The first technique used in the 1990s to create a pleasant white color was to combine the light output of red, green, and blue LEDs, recognizing that LED light sources are inherently additive. However, each color of the electromagnetic spectrum produced by an LED chip has its own operating requirements and the driver — the bulbs’ controlling circuit board — is relatively complex.
Therefore, the most widely used method of additive mixing to achieve a white light is called a phosphor-converted blue (PCB) type, since the chip, or die, emits a blue color and the protecting lens covering the die has an interior coating of yellow phosphor, absorbing some of the blue light, converting that energy to yellow light. In combination, the resulting mix of color, which is a continuous energy spectrum with one or two peaks, is perceived as “white” light.

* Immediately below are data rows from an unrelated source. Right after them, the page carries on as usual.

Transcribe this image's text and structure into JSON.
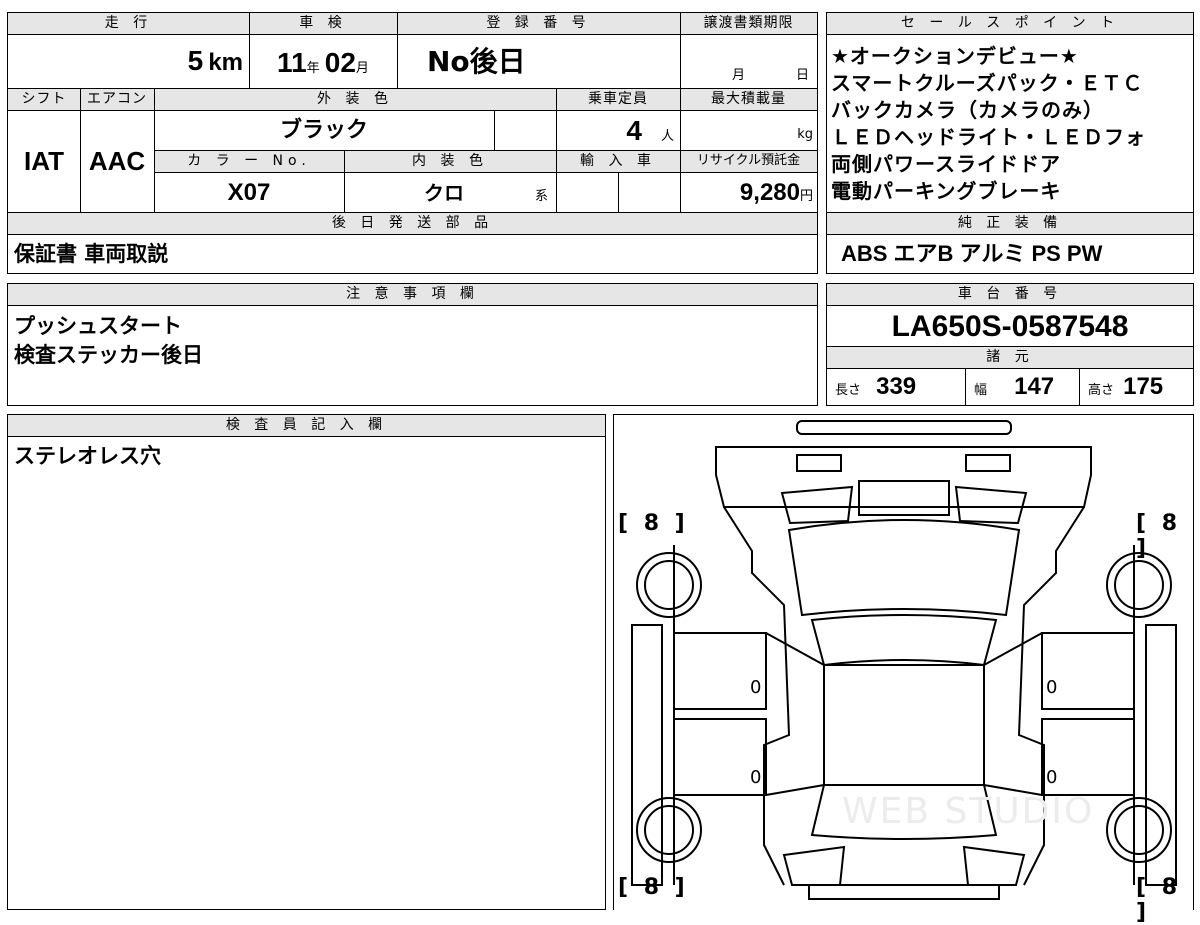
{
  "top_info": {
    "mileage_header": "走 行",
    "mileage_value": "5",
    "mileage_unit": "km",
    "inspection_header": "車 検",
    "inspection_year": "11",
    "inspection_year_unit": "年",
    "inspection_month": "02",
    "inspection_month_unit": "月",
    "registration_header": "登 録 番 号",
    "registration_value": "No後日",
    "transfer_header": "譲渡書類期限",
    "transfer_month_unit": "月",
    "transfer_day_unit": "日",
    "shift_header": "シフト",
    "shift_value": "IAT",
    "ac_header": "エアコン",
    "ac_value": "AAC",
    "exterior_color_header": "外 装 色",
    "exterior_color_value": "ブラック",
    "capacity_header": "乗車定員",
    "capacity_value": "4",
    "capacity_unit": "人",
    "max_load_header": "最大積載量",
    "max_load_unit": "kg",
    "color_no_header": "カ ラ ー No.",
    "color_no_value": "X07",
    "interior_color_header": "内 装 色",
    "interior_color_value": "クロ",
    "interior_color_unit": "系",
    "import_header": "輸 入 車",
    "recycle_header": "リサイクル預託金",
    "recycle_value": "9,280",
    "recycle_unit": "円",
    "later_parts_header": "後 日 発 送 部 品",
    "later_parts_value": "保証書 車両取説"
  },
  "sales_points": {
    "header": "セ ー ル ス ポ イ ン ト",
    "lines": [
      "★オークションデビュー★",
      "スマートクルーズパック・ＥＴＣ",
      "バックカメラ（カメラのみ）",
      "ＬＥＤヘッドライト・ＬＥＤフォ",
      "両側パワースライドドア",
      "電動パーキングブレーキ"
    ],
    "equipment_header": "純 正 装 備",
    "equipment_value": "ABS エアB アルミ PS PW"
  },
  "notes": {
    "header": "注 意 事 項 欄",
    "lines": [
      "プッシュスタート",
      "検査ステッカー後日"
    ]
  },
  "chassis": {
    "header": "車 台 番 号",
    "value": "LA650S-0587548",
    "spec_header": "諸 元",
    "length_label": "長さ",
    "length_value": "339",
    "width_label": "幅",
    "width_value": "147",
    "height_label": "高さ",
    "height_value": "175"
  },
  "inspector": {
    "header": "検 査 員 記 入 欄",
    "value": "ステレオレス穴"
  },
  "diagram": {
    "tire_front_left": "[ 8 ]",
    "tire_front_right": "[ 8 ]",
    "tire_rear_left": "[ 8 ]",
    "tire_rear_right": "[ 8 ]",
    "door_front_left": "0",
    "door_front_right": "0",
    "door_rear_left": "0",
    "door_rear_right": "0",
    "watermark": "WEB STUDIO"
  }
}
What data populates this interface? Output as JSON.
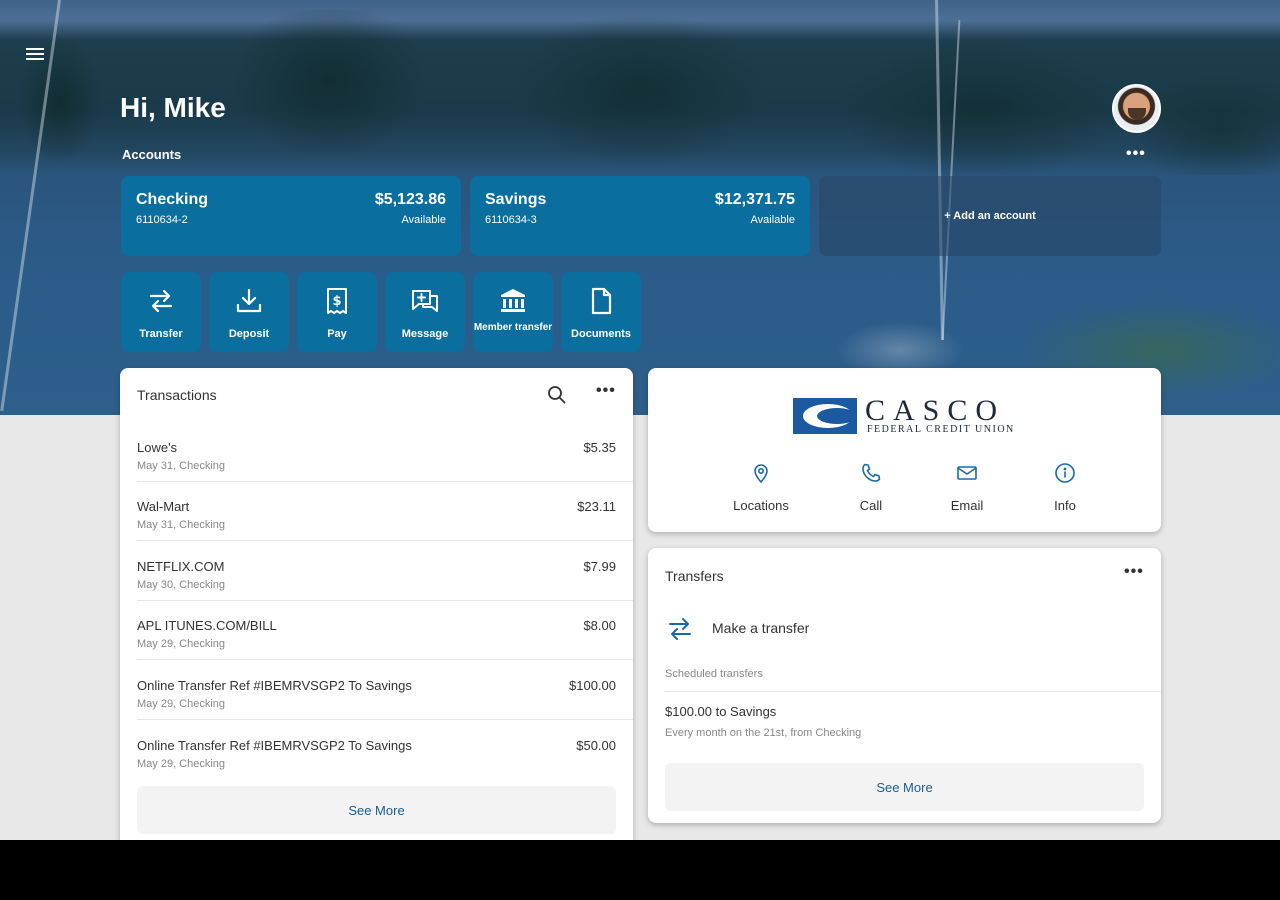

A third method, called remote-phosphor technology (RPT), is also slowly gaining acceptance in applications that require uniform illumination, color consistency, and high efficiency, such as downlights, high bay fixtures, and other applications. This method consists of an LED board containing royal blue LEDs, a mixing chamber, and a remote phosphor element. Available in a variety of optics, RTP offers glare reduction, higher system efficiencies, and high optical efficiency for the luminaire.
While phosphor-converted white LEDs are used in many general illumination applications, monochromatic/colored LEDs are also used in a number of applications such as the architectural and entertainment segments of the market.